Moreover, I derived a performance degradation index $D(t)$ to quantify overall health of planetary roller screws:
$$D(t) = \alpha \frac{T(t)}{T_0} + \beta \frac{e(t)}{e_0} + \gamma \frac{a_{\text{rms}}(t)}{a_0}$$
where $\alpha, \beta, \gamma$ are weighting factors summing to 1, and subscript 0 denotes initial values. This index helps in condition monitoring and predictive maintenance of planetary roller screw systems.
The error calibration process underscores the need for precision in testing apparatus. By accounting for Abbe errors, I improved measurement accuracy by 15%, as verified through repeatability tests. The standard deviation of repeated transmission error measurements decreased from 0.8 μm to 0.68 μm post-calibration.
In terms of load distribution, my tests suggest that uneven loading accelerates degradation. The load per roller $F_{\text{roller}}$ can be estimated from the total axial load $F_{\text{axial}}$ and number of rollers $n$:
$$F_{\text{roller}} = \frac{F_{\text{axial}}}{n \cdot \cos \theta}$$
where $\theta$ is the contact angle. Under time-varying loads, $F_{\text{roller}}$ fluctuates, causing cyclic stress and fatigue in planetary roller screw threads. This aligns with observed pitting and wear on roller surfaces after extended testing.

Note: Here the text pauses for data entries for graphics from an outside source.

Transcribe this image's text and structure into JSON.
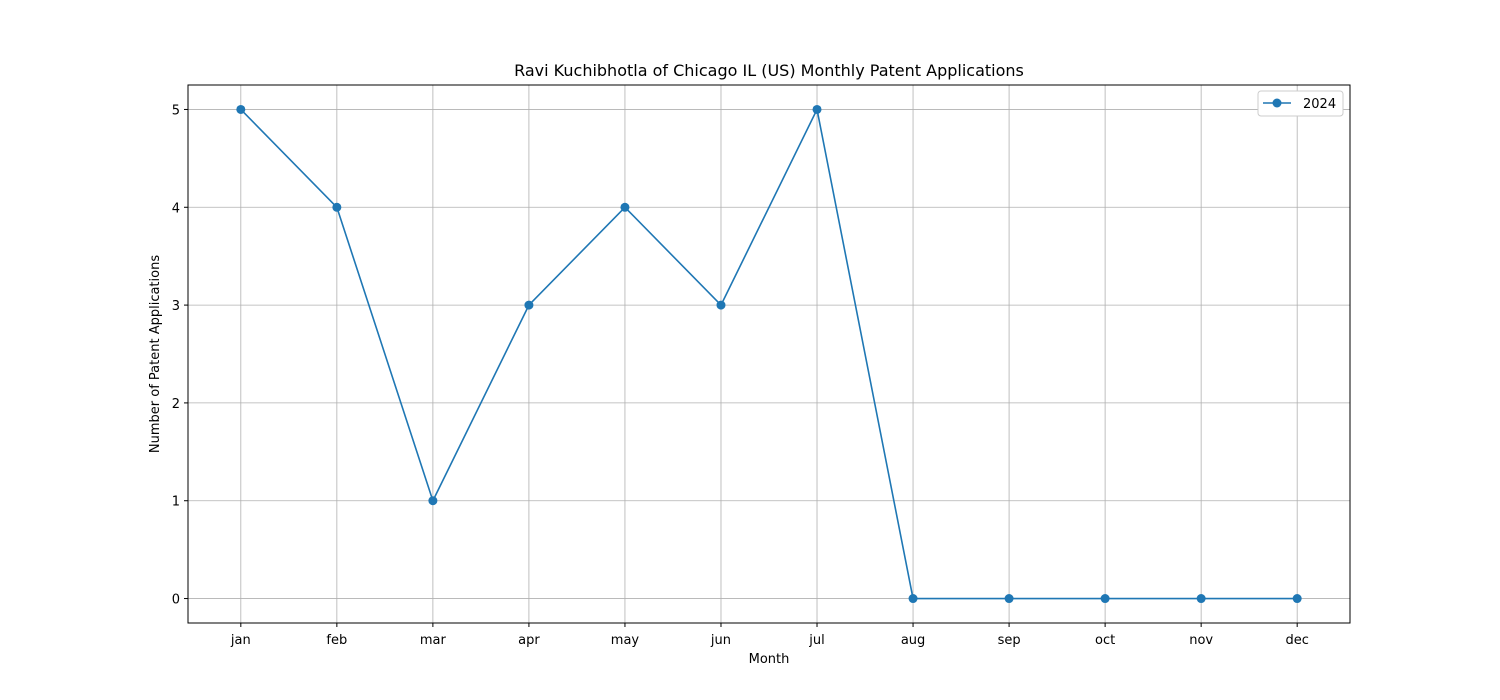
{
  "chart_data": {
    "type": "line",
    "title": "Ravi Kuchibhotla of Chicago IL (US) Monthly Patent Applications",
    "xlabel": "Month",
    "ylabel": "Number of Patent Applications",
    "categories": [
      "jan",
      "feb",
      "mar",
      "apr",
      "may",
      "jun",
      "jul",
      "aug",
      "sep",
      "oct",
      "nov",
      "dec"
    ],
    "series": [
      {
        "name": "2024",
        "values": [
          5,
          4,
          1,
          3,
          4,
          3,
          5,
          0,
          0,
          0,
          0,
          0
        ],
        "color": "#1f77b4",
        "marker": "circle"
      }
    ],
    "yticks": [
      0,
      1,
      2,
      3,
      4,
      5
    ],
    "ylim": [
      -0.25,
      5.25
    ],
    "grid": true,
    "legend": "top-right"
  }
}
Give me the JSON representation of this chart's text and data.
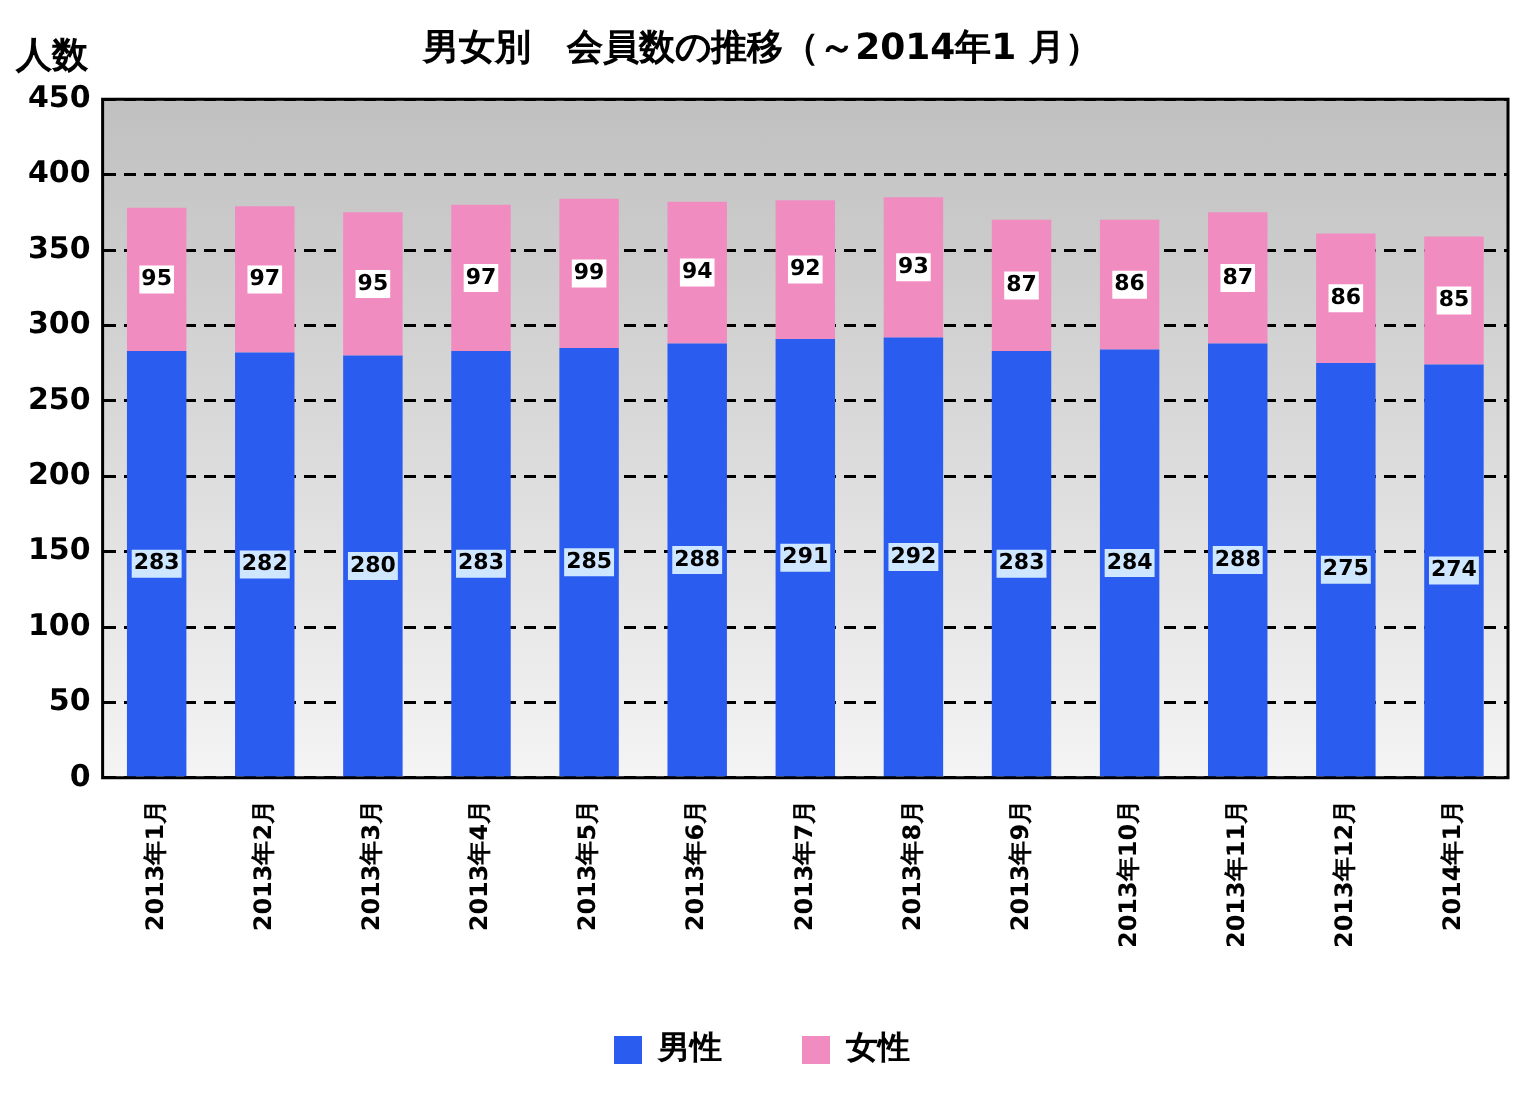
{
  "chart_data": {
    "type": "bar",
    "title": "男女別　会員数の推移（～2014年1 月）",
    "ylabel": "人数",
    "stacked": true,
    "categories": [
      "2013年1月",
      "2013年2月",
      "2013年3月",
      "2013年4月",
      "2013年5月",
      "2013年6月",
      "2013年7月",
      "2013年8月",
      "2013年9月",
      "2013年10月",
      "2013年11月",
      "2013年12月",
      "2014年1月"
    ],
    "series": [
      {
        "name": "男性",
        "color": "#2a5cf0",
        "values": [
          283,
          282,
          280,
          283,
          285,
          288,
          291,
          292,
          283,
          284,
          288,
          275,
          274
        ]
      },
      {
        "name": "女性",
        "color": "#f08cc0",
        "values": [
          95,
          97,
          95,
          97,
          99,
          94,
          92,
          93,
          87,
          86,
          87,
          86,
          85
        ]
      }
    ],
    "ylim": [
      0,
      450
    ],
    "yticks": [
      0,
      50,
      100,
      150,
      200,
      250,
      300,
      350,
      400,
      450
    ],
    "grid": "y",
    "legend": "bottom",
    "data_labels": true
  }
}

I also explored the effect of lubrication on degradation. Using a high-viscosity grease reduced torque increase by 10% over dry conditions, emphasizing the role of tribology in planetary roller screw longevity. The friction coefficient $\mu$ in the screw-roller contact affects efficiency $\eta$:
$$\eta = \frac{P_{\text{out}}}{P_{\text{in}}} = \frac{F_{\text{axial}} \cdot v}{T \cdot \omega}$$
where $v$ is linear velocity and $\omega$ is angular velocity. As degradation progresses, $\mu$ rises, lowering $\eta$ and increasing heat generation, which further accelerates wear.
Conclusion
My research demonstrates that planetary roller screws undergo significant performance degradation under time-varying loads, characterized by stages of normal decline, accelerated deterioration, and failure. The proposed test method, with dual-hinge connections and rigorous error calibration, provides reliable data for assessing load-bearing capacity and transmission accuracy. Key findings include the synchronous degradation of torque and accuracy, with accuracy deteriorating faster than load-bearing ability. This work offers a foundation for dynamic performance testing and life prediction of planetary roller screws, aiding in their design optimization for high-demand applications. Future studies could integrate real-time monitoring and machine learning for proactive maintenance of planetary roller screw systems.